Training and Validation Performance

The model was trained over 25 epochs, with hyperparameters defined in modules.py. The loss and accuracy metrics over both training and validation sets are shown in the below figures.

Train, val losses

Train, val accuracies

The model attained an accuracy of 69.4% for the training set and 67.8% for the validation set. The accuracy (and loss) plots indicate that the discrepancy between training and validation set decreases, suggesting that the model generalises well as opposed to memorising the training data. Training the model over additional epochs is likely to further prevent over-fitting, despite attempted prevention in hyperparameters. However, this was not feasible given the additional computational cost associated in doing so. The graphs indicate some convergence, and training the model on additional epochs is expected to enhance this convergence.

Dependencies

  • Python 3.10.12
  • PyTorch 2.0.1
  • torchvision 0.15.2
  • matplotlib 3.7.2
  • pandas 2.0.3
  • scikit-learn 1.3.0
  • Pillow (PIL) 10.0.0

Testing Environment

GPU access is fundamental for accelerating training and inference processing. This task made use of Google Colab Pro+'s GPU to benefit from its faster GPU and access to more memory, which are much needed for this project.

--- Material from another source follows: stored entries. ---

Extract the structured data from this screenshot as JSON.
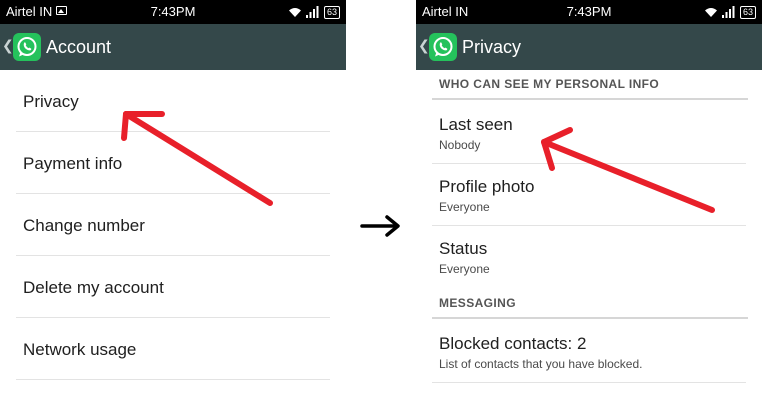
{
  "left_screen": {
    "status_bar": {
      "carrier": "Airtel IN",
      "time": "7:43PM",
      "battery": "63"
    },
    "action_bar": {
      "back_icon": "chevron-left-icon",
      "logo_icon": "whatsapp-logo-icon",
      "title": "Account"
    },
    "menu_items": [
      {
        "label": "Privacy"
      },
      {
        "label": "Payment info"
      },
      {
        "label": "Change number"
      },
      {
        "label": "Delete my account"
      },
      {
        "label": "Network usage"
      }
    ]
  },
  "right_screen": {
    "status_bar": {
      "carrier": "Airtel IN",
      "time": "7:43PM",
      "battery": "63"
    },
    "action_bar": {
      "back_icon": "chevron-left-icon",
      "logo_icon": "whatsapp-logo-icon",
      "title": "Privacy"
    },
    "sections": [
      {
        "header": "WHO CAN SEE MY PERSONAL INFO",
        "rows": [
          {
            "title": "Last seen",
            "summary": "Nobody"
          },
          {
            "title": "Profile photo",
            "summary": "Everyone"
          },
          {
            "title": "Status",
            "summary": "Everyone"
          }
        ]
      },
      {
        "header": "MESSAGING",
        "rows": [
          {
            "title": "Blocked contacts: 2",
            "summary": "List of contacts that you have blocked."
          }
        ]
      }
    ]
  },
  "annotations": {
    "arrow_color": "#e8202a",
    "flow_arrow_color": "#000000"
  },
  "theme": {
    "action_bar_bg": "#34484a",
    "whatsapp_green": "#25c25c",
    "status_bar_bg": "#000000"
  }
}
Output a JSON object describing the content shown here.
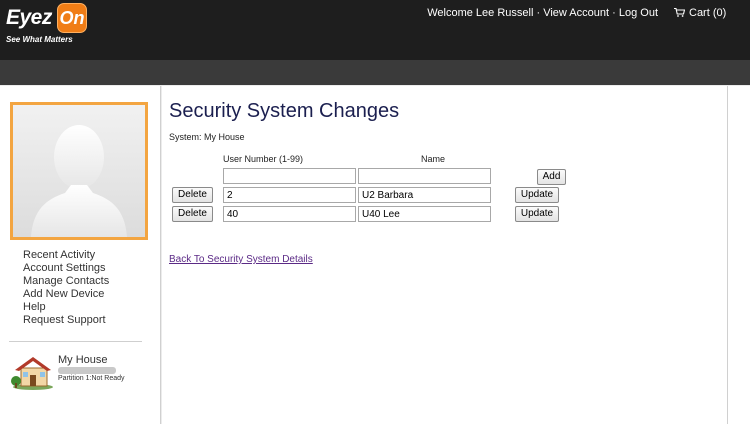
{
  "header": {
    "logo_main": "Eyez",
    "logo_badge": "On",
    "logo_tagline": "See What Matters",
    "welcome": "Welcome Lee Russell",
    "separator": "·",
    "view_account": "View Account",
    "log_out": "Log Out",
    "cart_label": "Cart (0)",
    "cart_icon": "shopping-cart-icon"
  },
  "sidebar": {
    "menu": [
      "Recent Activity",
      "Account Settings",
      "Manage Contacts",
      "Add New Device",
      "Help",
      "Request Support"
    ],
    "house_name": "My House",
    "house_status": "Partition 1:Not Ready",
    "house_icon": "house-icon",
    "avatar_icon": "user-silhouette-icon"
  },
  "main": {
    "title": "Security System Changes",
    "system_label": "System: My House",
    "column_user_number": "User Number (1-99)",
    "column_name": "Name",
    "new_row": {
      "number": "",
      "name": "",
      "add_label": "Add"
    },
    "users": [
      {
        "delete_label": "Delete",
        "number": "2",
        "name": "U2 Barbara",
        "update_label": "Update"
      },
      {
        "delete_label": "Delete",
        "number": "40",
        "name": "U40 Lee",
        "update_label": "Update"
      }
    ],
    "back_link": "Back To Security System Details"
  },
  "colors": {
    "header_bg": "#1e1e1e",
    "accent_orange": "#f07d16",
    "title_navy": "#1b1f4f",
    "link_purple": "#5b2a86"
  }
}
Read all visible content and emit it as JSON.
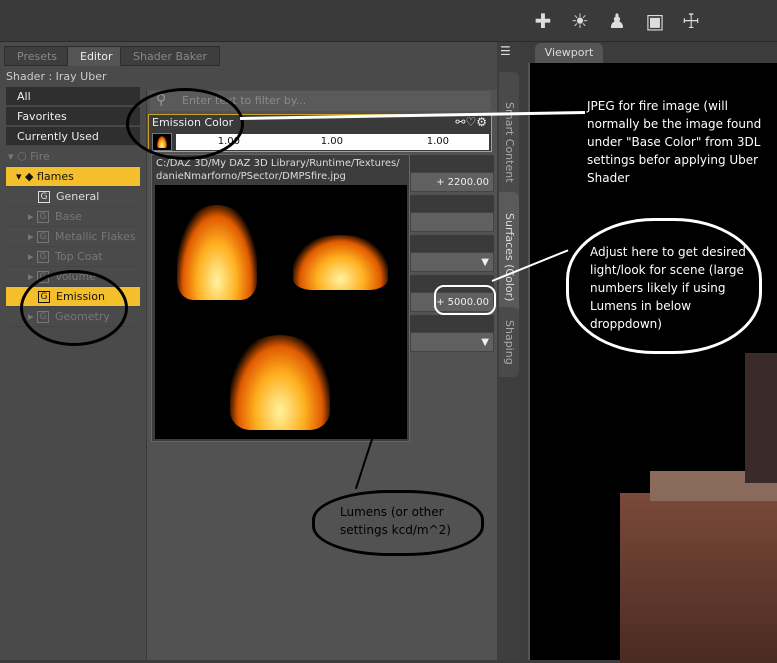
{
  "toolbar": {
    "icons": [
      "new-light-icon",
      "environment-icon",
      "transfer-figure-icon",
      "save-shader-icon",
      "save-figure-icon"
    ]
  },
  "left_panel": {
    "tabs": [
      "Presets",
      "Editor",
      "Shader Baker"
    ],
    "active_tab": "Editor",
    "shader_label": "Shader : Iray Uber",
    "categories": [
      "All",
      "Favorites",
      "Currently Used"
    ],
    "tree": [
      {
        "label": "Fire",
        "level": 0
      },
      {
        "label": "flames",
        "level": 1,
        "selected": true
      },
      {
        "label": "General",
        "level": 2
      },
      {
        "label": "Base",
        "level": 2
      },
      {
        "label": "Metallic Flakes",
        "level": 2
      },
      {
        "label": "Top Coat",
        "level": 2
      },
      {
        "label": "Volume",
        "level": 2
      },
      {
        "label": "Emission",
        "level": 2,
        "selected": true
      },
      {
        "label": "Geometry",
        "level": 2
      }
    ]
  },
  "properties": {
    "filter_placeholder": "Enter text to filter by...",
    "emission_color_label": "Emission Color",
    "emission_values": [
      "1.00",
      "1.00",
      "1.00"
    ],
    "temperature_value": "2200.00",
    "luminance_value": "5000.00"
  },
  "texture_popup": {
    "path_line1": "C:/DAZ 3D/My DAZ 3D Library/Runtime/Textures/",
    "path_line2": "danieNmarforno/PSector/DMPSfire.jpg"
  },
  "side_tabs": [
    "Smart Content",
    "Surfaces (Color)",
    "Shaping"
  ],
  "viewport": {
    "tab": "Viewport"
  },
  "annotations": {
    "jpeg_note": "JPEG for fire image (will normally be the image found under \"Base Color\" from 3DL settings befor applying Uber Shader",
    "adjust_note": "Adjust here to get desired light/look for scene (large numbers likely if using Lumens in below droppdown)",
    "lumens_note": "Lumens (or other settings kcd/m^2)"
  },
  "colors": {
    "accent": "#f3bf2c"
  }
}
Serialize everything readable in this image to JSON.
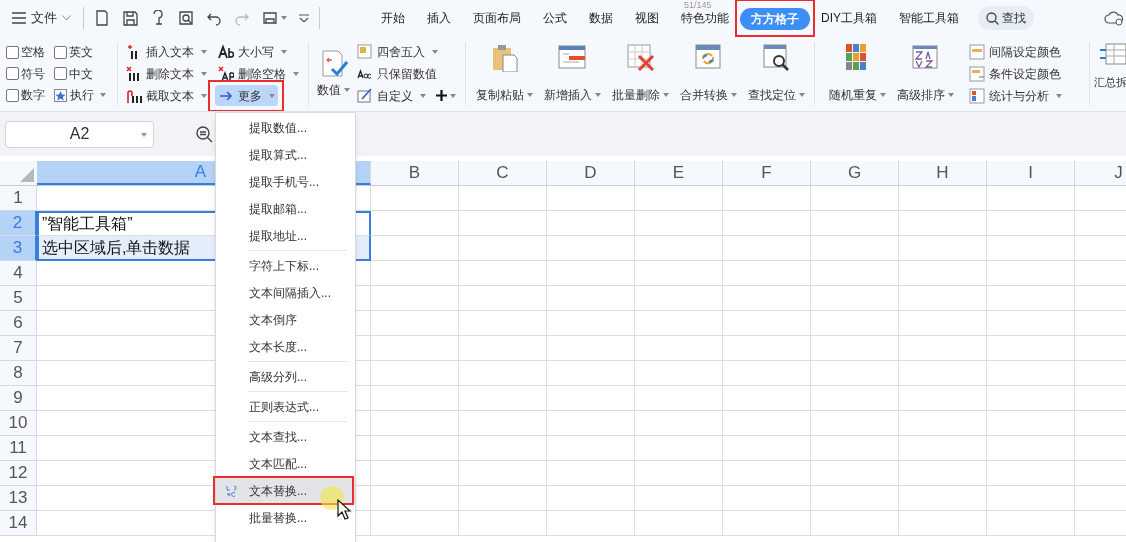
{
  "title_bar": {
    "file_menu": "文件",
    "counter": "51/145"
  },
  "tabs": [
    {
      "label": "开始",
      "selected": false
    },
    {
      "label": "插入",
      "selected": false
    },
    {
      "label": "页面布局",
      "selected": false
    },
    {
      "label": "公式",
      "selected": false
    },
    {
      "label": "数据",
      "selected": false
    },
    {
      "label": "视图",
      "selected": false
    },
    {
      "label": "特色功能",
      "selected": false
    },
    {
      "label": "方方格子",
      "selected": true
    },
    {
      "label": "DIY工具箱",
      "selected": false
    },
    {
      "label": "智能工具箱",
      "selected": false
    }
  ],
  "search": {
    "label": "查找"
  },
  "ribbon": {
    "checkboxes": [
      {
        "label": "空格",
        "checked": false
      },
      {
        "label": "英文",
        "checked": false
      },
      {
        "label": "符号",
        "checked": false
      },
      {
        "label": "中文",
        "checked": false
      },
      {
        "label": "数字",
        "checked": false
      }
    ],
    "run_button": "执行",
    "text_tools": [
      {
        "label": "插入文本",
        "kind": "insert",
        "selected": false
      },
      {
        "label": "大小写",
        "kind": "case",
        "selected": false
      },
      {
        "label": "删除文本",
        "kind": "delete",
        "selected": false
      },
      {
        "label": "删除空格",
        "kind": "space",
        "selected": false
      },
      {
        "label": "截取文本",
        "kind": "cut",
        "selected": false
      },
      {
        "label": "更多",
        "kind": "more",
        "selected": true
      }
    ],
    "number_button": "数值",
    "number_tools": [
      {
        "label": "四舍五入",
        "kind": "round",
        "dropdown": true
      },
      {
        "label": "只保留数值",
        "kind": "keep",
        "dropdown": false
      },
      {
        "label": "自定义",
        "kind": "custom",
        "dropdown": true
      }
    ],
    "big_buttons": [
      {
        "label": "复制粘贴",
        "kind": "clipboard"
      },
      {
        "label": "新增插入",
        "kind": "insert"
      },
      {
        "label": "批量删除",
        "kind": "delete"
      },
      {
        "label": "合并转换",
        "kind": "merge"
      },
      {
        "label": "查找定位",
        "kind": "find"
      },
      {
        "label": "随机重复",
        "kind": "random"
      },
      {
        "label": "高级排序",
        "kind": "sort"
      }
    ],
    "color_tools": [
      {
        "label": "间隔设定颜色",
        "dropdown": false
      },
      {
        "label": "条件设定颜色",
        "dropdown": false
      },
      {
        "label": "统计与分析",
        "dropdown": true
      }
    ],
    "last_button": "汇总拆"
  },
  "name_box": "A2",
  "sheet": {
    "columns": [
      "A",
      "B",
      "C",
      "D",
      "E",
      "F",
      "G",
      "H",
      "I",
      "J"
    ],
    "rows": [
      {
        "header": "1",
        "selected": false
      },
      {
        "header": "2",
        "selected": true,
        "a": "”智能工具箱”"
      },
      {
        "header": "3",
        "selected": true,
        "a": "选中区域后,单击数据"
      },
      {
        "header": "4",
        "selected": false
      },
      {
        "header": "5",
        "selected": false
      },
      {
        "header": "6",
        "selected": false
      },
      {
        "header": "7",
        "selected": false
      },
      {
        "header": "8",
        "selected": false
      },
      {
        "header": "9",
        "selected": false
      },
      {
        "header": "10",
        "selected": false
      },
      {
        "header": "11",
        "selected": false
      },
      {
        "header": "12",
        "selected": false
      },
      {
        "header": "13",
        "selected": false
      },
      {
        "header": "14",
        "selected": false
      }
    ]
  },
  "context_menu": {
    "items": [
      {
        "kind": "item",
        "label": "提取数值...",
        "selected": false
      },
      {
        "kind": "item",
        "label": "提取算式...",
        "selected": false
      },
      {
        "kind": "item",
        "label": "提取手机号...",
        "selected": false
      },
      {
        "kind": "item",
        "label": "提取邮箱...",
        "selected": false
      },
      {
        "kind": "item",
        "label": "提取地址...",
        "selected": false
      },
      {
        "kind": "separator"
      },
      {
        "kind": "item",
        "label": "字符上下标...",
        "selected": false
      },
      {
        "kind": "item",
        "label": "文本间隔插入...",
        "selected": false
      },
      {
        "kind": "item",
        "label": "文本倒序",
        "selected": false
      },
      {
        "kind": "item",
        "label": "文本长度...",
        "selected": false
      },
      {
        "kind": "separator"
      },
      {
        "kind": "item",
        "label": "高级分列...",
        "selected": false
      },
      {
        "kind": "separator"
      },
      {
        "kind": "item",
        "label": "正则表达式...",
        "selected": false
      },
      {
        "kind": "separator"
      },
      {
        "kind": "item",
        "label": "文本查找...",
        "selected": false
      },
      {
        "kind": "item",
        "label": "文本匹配...",
        "selected": false
      },
      {
        "kind": "item",
        "label": "文本替换...",
        "selected": true
      },
      {
        "kind": "item",
        "label": "批量替换...",
        "selected": false
      }
    ]
  }
}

  • Platform: Google Colab Pro+
  • GPU: NVIDIA GPU
  • OS: Linux (as provided by Google Colab)

Usage Description

Ensure all dependencies are installed, and access to a GPU or other high-performing machine. To prepare the dataset, data loading and pre-processing is required by making use of the ADNC_Dataset class within dataset.py. Next, loading and splitting of the data via the load_data function prevents overlap between patients in the training and validation sets. Once the data is prepared, the create_data_loaders function is used to create data loaders for the training and validation sets. Once this data handling is complete, the model can be trained, using the train.py script; making use of the data loaders. The number of epochs and batch size can be specified as such --epochs 10 and --batch_size 32. Otherwise, the default is set to 2 epochs and a batch size of 16 (these were not the specifications used in training for this model). To make predictions using a pre-trained model, the predict.py script can be used, by providing the path to the image wanting to be classified. Note that the hyperparameters of the model can be adjusted using the config_params_dict as needed. That is:

  • ‘modules.py’ – contains source code for the model, and can be modified if required
  • 'dataset.py’ – can be altered to change the way in which data is pre-processed and handled.

References

  • ADNI dataset:

    • Alzheimer's Disease Neuroimaging Initiative (ADNI) database. Link
  • ViT architecture image:

  • Papers:

    • Vaswani, A. et al. (2017). 'Attention Is All You Need'. Link
    • Wu, Z. et al. (2021). 'CvT: Introducing Convolutions to Vision Transformers'. Link
  • Model & Configuration:

    • Convolutional Vision Transformer (CvT) - used for hyperparameters. HuggingFace Documentation
    • Note: above shows use of pre-trained model

License

This project is licensed under the terms of the MIT license.